Gateway Puts a New Spin on PC Recycling

By SmallBusinessComputing.com Staff | Posted May 20, 2003
You can't just toss them in the dumpster — computers and monitors are filled with components containing hazardous elements such as lead, arsenic and mercury. Then there's business data that needs to be painstakingly removed — or at least rendered inaccessible.

If you find that your small business is saddled with stacks of old computer equipment, why not get credit for recycling them in an environmentally friendly manner? Consider sending your mothballed microchips to Gateway's new Asset Recovery Services.

Under the new program, Gateway customers get credit for their old PCs, as well as on-site removal and the peace of mind that the machines will be broken down and recycled in an environmentally friendly way.
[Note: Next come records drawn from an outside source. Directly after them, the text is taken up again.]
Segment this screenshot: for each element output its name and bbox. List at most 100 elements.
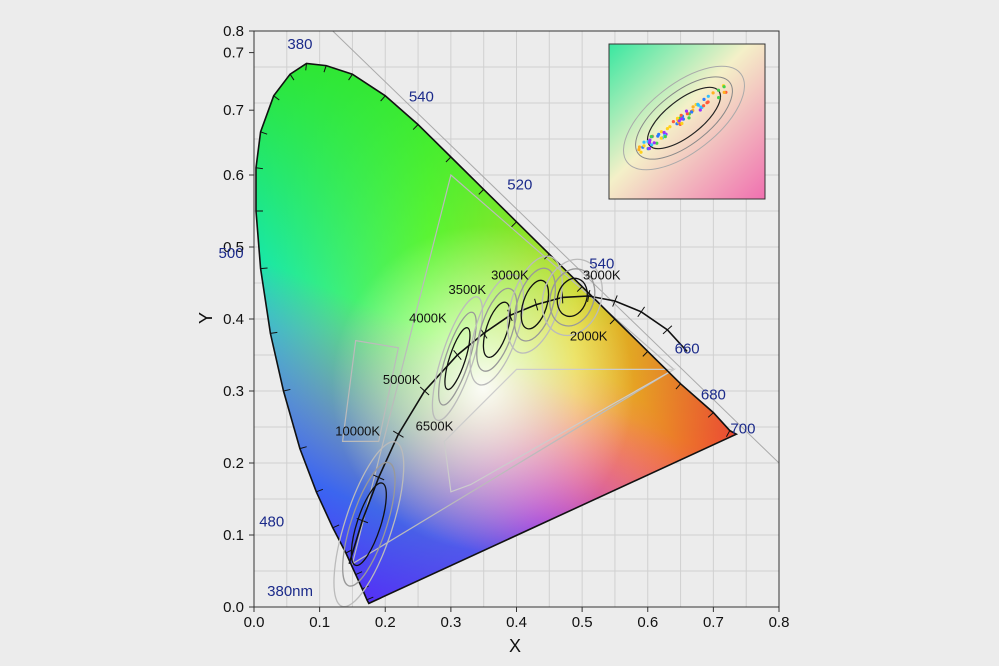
macadam-ellipse bbox=[541, 258, 603, 337]
locus-tick bbox=[316, 488, 324, 493]
x-tick-label: 0.7 bbox=[703, 614, 724, 631]
inset-point bbox=[684, 109, 689, 113]
y-tick-label: 0.2 bbox=[223, 455, 244, 472]
locus-tick bbox=[255, 167, 263, 170]
macadam-ellipse bbox=[438, 311, 477, 406]
cct-label: 3500K bbox=[448, 282, 486, 297]
cct-label: 2000K bbox=[570, 329, 608, 344]
y-tick-label: 0.3 bbox=[223, 383, 244, 400]
locus-tick bbox=[366, 596, 374, 601]
isotherm-tick bbox=[662, 325, 673, 335]
inset-point bbox=[639, 150, 643, 154]
y-tick-label: 0.5 bbox=[223, 239, 244, 256]
locus-tick bbox=[273, 95, 280, 101]
cct-label: 10000K bbox=[335, 424, 380, 439]
cct-label: 5000K bbox=[383, 372, 421, 387]
locus-tick bbox=[299, 446, 307, 450]
locus-tick bbox=[348, 73, 353, 81]
wavelength-label: 480 bbox=[259, 513, 284, 530]
locus-tick bbox=[323, 65, 327, 73]
inset-point bbox=[680, 117, 684, 121]
cct-label: 3000K bbox=[583, 267, 621, 282]
inset-point bbox=[722, 90, 726, 94]
locus-tick bbox=[380, 95, 386, 102]
isotherm-tick bbox=[453, 350, 462, 360]
y-tick-label: 0.0 bbox=[223, 599, 244, 616]
inset-point bbox=[648, 138, 652, 142]
locus-tick bbox=[355, 571, 363, 576]
wavelength-label: 660 bbox=[675, 341, 700, 358]
inset-point bbox=[717, 96, 721, 100]
macadam-ellipse bbox=[556, 277, 588, 318]
inset-zoom-panel bbox=[608, 43, 766, 200]
inset-point bbox=[675, 116, 680, 120]
wavelength-label: 380 bbox=[287, 36, 312, 53]
isotherm-tick bbox=[612, 295, 618, 307]
macadam-ellipse bbox=[506, 255, 563, 354]
locus-tick bbox=[725, 430, 731, 437]
locus-tick bbox=[609, 318, 616, 325]
inset-point bbox=[690, 110, 694, 114]
inset-point bbox=[696, 103, 701, 107]
locus-tick bbox=[576, 286, 583, 292]
inset-point bbox=[663, 135, 667, 139]
inset-point bbox=[716, 88, 721, 92]
locus-tick bbox=[642, 351, 649, 357]
wavelength-label: 700 bbox=[730, 420, 755, 437]
wavelength-label: 680 bbox=[701, 387, 726, 404]
inset-point bbox=[671, 120, 676, 124]
x-tick-label: 0.2 bbox=[375, 614, 396, 631]
inset-point bbox=[649, 135, 653, 139]
inset-point bbox=[652, 141, 656, 145]
inset-point bbox=[655, 141, 659, 145]
macadam-ellipse bbox=[520, 279, 550, 330]
x-tick-label: 0.4 bbox=[506, 614, 527, 631]
macadam-ellipse bbox=[513, 267, 557, 342]
isotherm-tick bbox=[637, 306, 645, 318]
macadam-ellipse bbox=[333, 441, 405, 608]
isotherm-tick bbox=[392, 430, 404, 438]
inset-point bbox=[687, 116, 691, 120]
x-tick-label: 0.1 bbox=[309, 614, 330, 631]
cct-label: 4000K bbox=[409, 311, 447, 326]
locus-tick bbox=[270, 331, 278, 334]
wavelength-label: 520 bbox=[507, 176, 532, 193]
isotherm-tick bbox=[587, 289, 591, 302]
locus-tick bbox=[305, 63, 307, 71]
wavelength-label: 380nm bbox=[267, 583, 313, 600]
x-axis-title: X bbox=[509, 636, 521, 656]
isotherm-tick bbox=[373, 474, 385, 481]
inset-point bbox=[691, 105, 695, 109]
inset-point bbox=[677, 119, 681, 123]
inset-point bbox=[648, 141, 652, 145]
inset-point bbox=[650, 143, 654, 147]
macadam-ellipse bbox=[431, 296, 484, 422]
diagonal-reference-line bbox=[332, 30, 780, 464]
macadam-ellipse bbox=[342, 461, 396, 587]
inset-point bbox=[722, 85, 726, 89]
inset-point bbox=[659, 130, 664, 134]
gamut-polygon-center bbox=[443, 368, 677, 493]
inset-point bbox=[637, 148, 641, 152]
isotherm-tick bbox=[534, 298, 539, 311]
wavelength-label: 540 bbox=[589, 256, 614, 273]
isotherm-tick bbox=[419, 386, 430, 396]
inset-point bbox=[665, 127, 670, 131]
macadam-ellipse bbox=[482, 301, 511, 359]
inset-point bbox=[647, 146, 652, 151]
inset-point bbox=[711, 91, 715, 95]
axes: 0.0 0.1 0.2 0.3 0.4 0.5 0.6 0.7 0.8 0.0 0.1 0.2 0.3 0… bbox=[223, 23, 789, 631]
wavelength-label: 540 bbox=[409, 89, 434, 106]
locus-tick bbox=[445, 156, 452, 163]
y-tick-label: 0.7 bbox=[223, 102, 244, 119]
macadam-ellipse bbox=[476, 287, 518, 372]
x-tick-label: 0.6 bbox=[637, 614, 658, 631]
macadam-ellipses bbox=[333, 255, 603, 608]
locus-tick bbox=[283, 388, 291, 392]
locus-tick bbox=[511, 221, 517, 228]
x-tick-label: 0.8 bbox=[769, 614, 790, 631]
inset-point bbox=[637, 145, 642, 149]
"We used Gateway Asset Recovery Services to upgrade to Gateway Profile 4 computers in service agencies city-wide — from the mayor's office to our municipal courts to the city zoo," said Neil Wilson, user system consultant II for the City of Topeka. "Gateway collected the old units, scrubbed information from the machines, insuring that the City's confidential data was completely removed, and then sent us a check for the units they were able to refurbish and resell. So far, we've made money on our old computers."

Gateway's Asset Recovery Services program features two unique components — End of Life (EOL) Certified Disposal and Used Equipment Remarketing Service. EOL Certified Disposal removes and recycles outdated hardware in compliance with changing local, state, federal and EPA guidelines, while also cleaning data from hard drives to protect confidential data. Pricing for Gateway Asset Recovery Services is $30 per unit.

But the Used Equipment Remarketing Service could provide small businesses with cash or credits toward future Gateway hardware purchases — depending on the condition of the equipment and whether it can be refurbished and resold. Just remember — Used Equipment Remarketing Service credits are applied separately from service fees.

Gateway also takes care of palletizing, shrink-wrapping and transporting the equipment, as well as providing asset-tracking documentation. Ultimately, this service saves organizations' time and money by alleviating processing and inventory. In fact, the City of Topeka has removed or upgraded more than 500 units to date, saving about one hour of processing per unit — or more than 62 eight-hour workdays.

"There are more important things for organizations to worry about than what to do with their old and outdated hardware," said Jim Jones, vice president of services, Gateway. "Gateway Asset Recovery Services provides a single point of accountability for meeting guidelines on hardware disposal, and also allows organizations to reinvest in new equipment. Not only does this mean more green in terms of cash, but also organizations can be assured they're being green with the environment."

The Environmental Protection Agency (EPA) estimates that computers and other electronic equipment account for about 220 million tons of waste per year in the United States, and that 75 percent of obsolete electronics are still gathering dust in storerooms. Unlike many asset recovery programs that send most discarded equipment to landfills, Gateway ensures that nearly every unit of unusable hardware is recycled, including toxic components such as CRT monitors, circuit boards and toner cartridges. In addition, the breakdown process itself leaves no waste.

The new Asset Recovery Services are a critical component of Gateway's Business LifeCycle strategy to provide organizations with the hardware, support and related services they need through all stages of the hardware's lifespan. From installation to training to disposal, Gateway is taking a big-picture view of asset management and can customize a lifecycle program for nearly any size organization.